Marshall is a touching, important film. It’s named after the protagonist, Thurgood Marshall, a civil-rights lawyer who would later become the first African American to hold the position of Supreme Court Justice of the United States. We see a black man on trial for the rape and attempted murder of a white woman in 1940s America, and the issues of racism and oppression unearthed are as relevant today as when the story is set. The movie is also properly exciting and bold – genuine entertainment, but genuinely important.
This isn’t a retelling of Marshall’s life, it’s the tale of one of the many court cases he fought, and he’s only one of four central characters. He is fighting for a black man’s life and is supported by a local Jewish lawyer, who must speak on Marshall’s behalf throughout the case in a clear display of racism from the judge. It’s crucial to remember that this is a true story. We see the court case take its toll on everyone involved, the man on trial, the woman accusing him and both lawyers, and it becomes clear that there are many victims of an oppressive society.
Chadwick Boseman is brilliant in the title role: cool, calm and charming. Josh Gad is excellent as Marshall’s assistant, funny but more than just comic relief – it’s a role that seems like it was written with Philip Seymour Hoffman in mind. Kate Hudson is wonderful as the accuser, playing the most nuanced character on screen.
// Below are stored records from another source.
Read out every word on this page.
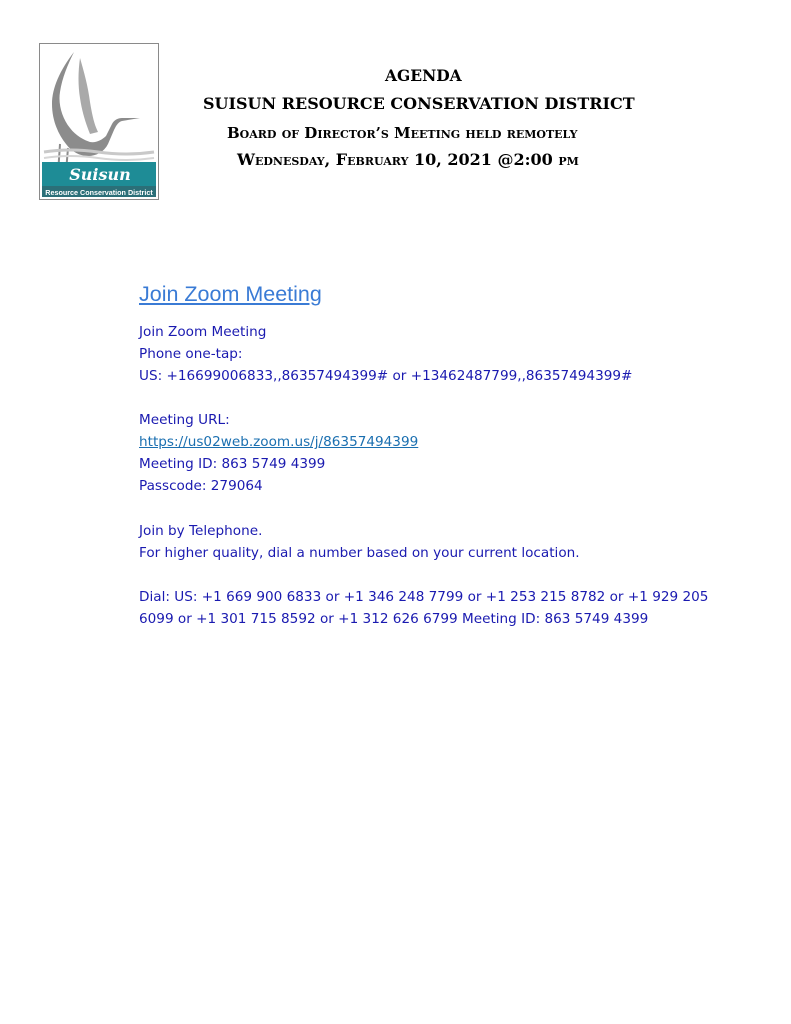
Suisun
Resource Conservation District
AGENDA
SUISUN RESOURCE CONSERVATION DISTRICT
Board of Director’s Meeting held remotely
Wednesday, February 10, 2021 @2:00 pm
Join Zoom Meeting
Join Zoom Meeting
Phone one-tap:
US: +16699006833,,86357494399# or +13462487799,,86357494399#
Meeting URL:
https://us02web.zoom.us/j/86357494399
Meeting ID: 863 5749 4399
Passcode: 279064
Join by Telephone.
For higher quality, dial a number based on your current location.
Dial: US: +1 669 900 6833 or +1 346 248 7799 or +1 253 215 8782 or +1 929 205 6099 or +1 301 715 8592 or +1 312 626 6799 Meeting ID: 863 5749 4399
The movie has a comfortable slow pace, and doesn’t rush into action, and the soundtrack is subtle and doesn’t tell us how to feel: it enhances without being patronising.
Unfortunately, in a film about racism, things feel a little black and white. The characters, for the most part, neatly split into good guys and bad guys and we fall into the trap of hero-worshipping Thurgood. He’s a legal mastermind, able to understand and charm everyone, always one step ahead and, in one ludicrous scene, he’s an expert bar brawler, able to beat up two gigantic, racist thugs at once. Hilariously, one of these opponants is so enormous and muscular that he’d be better cast as a big boss in the final level of a computer game than a serious study of oppression in the 1940s.
This picture is tense and emotional, but also touching and funny. It makes its audience feel something, which is what cinema is for.
Marshall is released in selected cinemas on 20th October 2017.